Machiavelli pernah menulis, bahwa pemimpin itu ada dua tipe. Pertama, pemimpin yang menata dengan ketakutan dan kekuasaan. Kedua, pemimpin yang membimbing dengan kasih sayang. Contoh yang pertama bisa kita lihat dari deretan wajah keras yang pernah menghiasi muka sejarah, seperti Hitler dan Steve Jobs. Tipe kedua muncul dari tokoh dengan nilai-nilai kharismatik yang lembut seperti Mahatma Ghandi dan Bunda Teresa. Tipe yang paling efektif menurut Machiavelli adalah pemimpin yang ditakuti daripada yang dicintai. Akan tetapi, pemimpin di era kekinian lebih memilih berada pada spektrum keduanya, perpaduan ketakutan dan kelembutan.
Efektif atau tidaknya perpaduan dari gaya kepemimpinan ini memang abstrak untuk dinilai. Semua kembali lagi ke opini rakyat. Penulis hanya akan memberikan contoh dari kabar yang penulis baca. Sebuah kabar dari balaikota Jakarta. Â Balai Kota Jakarta di masa kepemimpinan gubernur terdahulu Basuki Tjahaja Purnama (BTP) dibuka untuk umum setiap akhir pekan dan rombongan untuk hari biasa. Harapannya adalah untuk membangun partisipasi warga dalam membangun ibukota.
Gubernur terdahulu juga berharap warga dapat mengetahui bagaimana Pemprov DKI mengambil keputusan. Keputusan untuk membuka Balai Kota untuk umum disambut warga Jakarta dengan antusias. Pengunjung wisata Balai Kota membludak dan bersemangat untuk bertemu dengan gubernur selama mantan orang nomor 1 DKI itu menjabat. Â Padahal, BTP terkenal dengan karakternya yang keras dan temperamental (Kompas.com).
Kondisi Balai Kota Jakarta saat ini justru terjadi kebalikannya.
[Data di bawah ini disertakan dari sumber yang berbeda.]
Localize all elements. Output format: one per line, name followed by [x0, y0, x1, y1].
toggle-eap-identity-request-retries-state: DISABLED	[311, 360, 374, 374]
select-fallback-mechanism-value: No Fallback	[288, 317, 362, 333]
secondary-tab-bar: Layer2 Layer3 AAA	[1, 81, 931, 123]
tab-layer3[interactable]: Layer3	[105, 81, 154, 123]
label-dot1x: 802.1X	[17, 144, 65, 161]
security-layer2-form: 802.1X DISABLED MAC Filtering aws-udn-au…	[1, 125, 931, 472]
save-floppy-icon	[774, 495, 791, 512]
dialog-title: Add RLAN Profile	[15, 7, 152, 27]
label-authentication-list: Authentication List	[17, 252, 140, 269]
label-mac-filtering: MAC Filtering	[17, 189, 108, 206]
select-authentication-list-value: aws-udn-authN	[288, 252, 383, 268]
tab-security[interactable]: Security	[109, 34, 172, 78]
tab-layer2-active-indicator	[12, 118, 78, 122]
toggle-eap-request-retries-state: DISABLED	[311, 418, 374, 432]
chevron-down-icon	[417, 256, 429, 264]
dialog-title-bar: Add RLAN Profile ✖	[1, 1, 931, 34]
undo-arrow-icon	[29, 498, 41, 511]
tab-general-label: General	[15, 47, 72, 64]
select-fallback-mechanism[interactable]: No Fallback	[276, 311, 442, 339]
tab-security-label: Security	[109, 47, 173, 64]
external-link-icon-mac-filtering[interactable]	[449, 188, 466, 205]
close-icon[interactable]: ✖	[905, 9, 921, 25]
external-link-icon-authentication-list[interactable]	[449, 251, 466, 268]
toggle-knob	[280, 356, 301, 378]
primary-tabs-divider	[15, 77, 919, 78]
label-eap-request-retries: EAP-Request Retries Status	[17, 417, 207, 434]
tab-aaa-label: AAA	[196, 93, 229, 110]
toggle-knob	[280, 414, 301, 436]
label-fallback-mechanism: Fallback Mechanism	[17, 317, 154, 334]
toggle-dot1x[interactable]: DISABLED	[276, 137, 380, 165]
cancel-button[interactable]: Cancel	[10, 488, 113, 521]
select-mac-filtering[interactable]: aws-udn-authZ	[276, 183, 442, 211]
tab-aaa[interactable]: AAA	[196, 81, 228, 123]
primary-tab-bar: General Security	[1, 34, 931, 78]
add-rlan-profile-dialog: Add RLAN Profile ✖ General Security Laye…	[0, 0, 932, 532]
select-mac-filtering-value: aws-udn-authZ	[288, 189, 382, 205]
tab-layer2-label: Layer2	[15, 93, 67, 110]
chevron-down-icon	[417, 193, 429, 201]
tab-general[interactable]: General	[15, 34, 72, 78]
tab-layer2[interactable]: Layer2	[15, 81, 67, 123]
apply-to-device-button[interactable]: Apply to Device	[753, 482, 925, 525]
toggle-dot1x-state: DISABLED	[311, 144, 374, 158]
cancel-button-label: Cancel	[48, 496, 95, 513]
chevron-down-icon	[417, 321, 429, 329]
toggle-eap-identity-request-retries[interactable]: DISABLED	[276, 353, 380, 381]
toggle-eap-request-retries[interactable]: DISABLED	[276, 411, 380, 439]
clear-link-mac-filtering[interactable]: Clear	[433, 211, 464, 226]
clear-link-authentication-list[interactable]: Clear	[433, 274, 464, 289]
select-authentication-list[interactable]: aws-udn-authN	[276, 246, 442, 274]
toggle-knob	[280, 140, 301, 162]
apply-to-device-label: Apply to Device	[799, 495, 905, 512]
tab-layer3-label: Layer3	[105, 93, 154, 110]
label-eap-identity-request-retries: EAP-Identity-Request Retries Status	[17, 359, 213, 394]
Semenjak gubernur Anies Baswedan menjabat terjadi penurunan yang signifikan terhadap pengunjung wisata Balai Kota. bahkan wagub Sandiaga Uno mengakui adanya penurunan pengunjung ini. Pedagang kuliner yang sebelumnya dulu ramai pengunjung, kini mengeluhkan sepi pengunjung dan sepi penjualan. Dulunya yang sehari bisa pendapatannya hingga Rp. 2 juta, kini Rp. 300 ribu saja susah didapat. Padahal menurut gubernur Anies, wisata Balai Kota masih ada dan tidak ada perubahan (Kompas.com).
Kembali ke pemikiran Machiavelli, seseorang pemimpin mungkin menginginkan untuk ditakuti dan dicintai. Akan tetapi keseimbangan keduanya sulit dicapai. Oleh karena itu, menurutnya akan lebih aman untuk ditakuti daripada dicintai. Dalam konteks masyarakat modern, pemimpin itu harus keras dan tegas, tapi sedikit banyak juga memiliki sifat yang lembut. Gubernur terdahulu menggunakan konsep pemimpin yang keras, akan tetapi beliau juga memiliki sikap yang lembut dan kharismatik. Hal ini terbukti, meski sikapnya yang keras, banyak pengunjung yang datang ke Balai Kota.
Bagaimana dengan Gubernur sekarang? kita bisa melihat kalau gabungan  spektrum kharisma keras dan lembut Anies masih belum setara dengan Ahok. Hal ini terlihat dari Gaya Anies memimpin Jakarta dan antusias warga mengunjungi Balai Kota. Jargon Keberpihakan yang selama ini selalu didengungkan tidak terbukti ampuh menarik minat masyarakat agar merasa dekat dengan gubernurnya.
Padahal Anies berhaarap jargon tersebut bisa membuat Anies terlihat memiliki sifat lembut dan kharismatik sesuai dengan teori Machiavelli. Keambiguan dan ragu-ragu dalam bersikap menunjukkan bahwa karakter Anies Baswedan sejatinya tidak ditampilkan secara alami bahkan terkesan dibuat-buat agar selalu terlihat manis didepan media dengan kata-kata yang lembut dan retorika semata.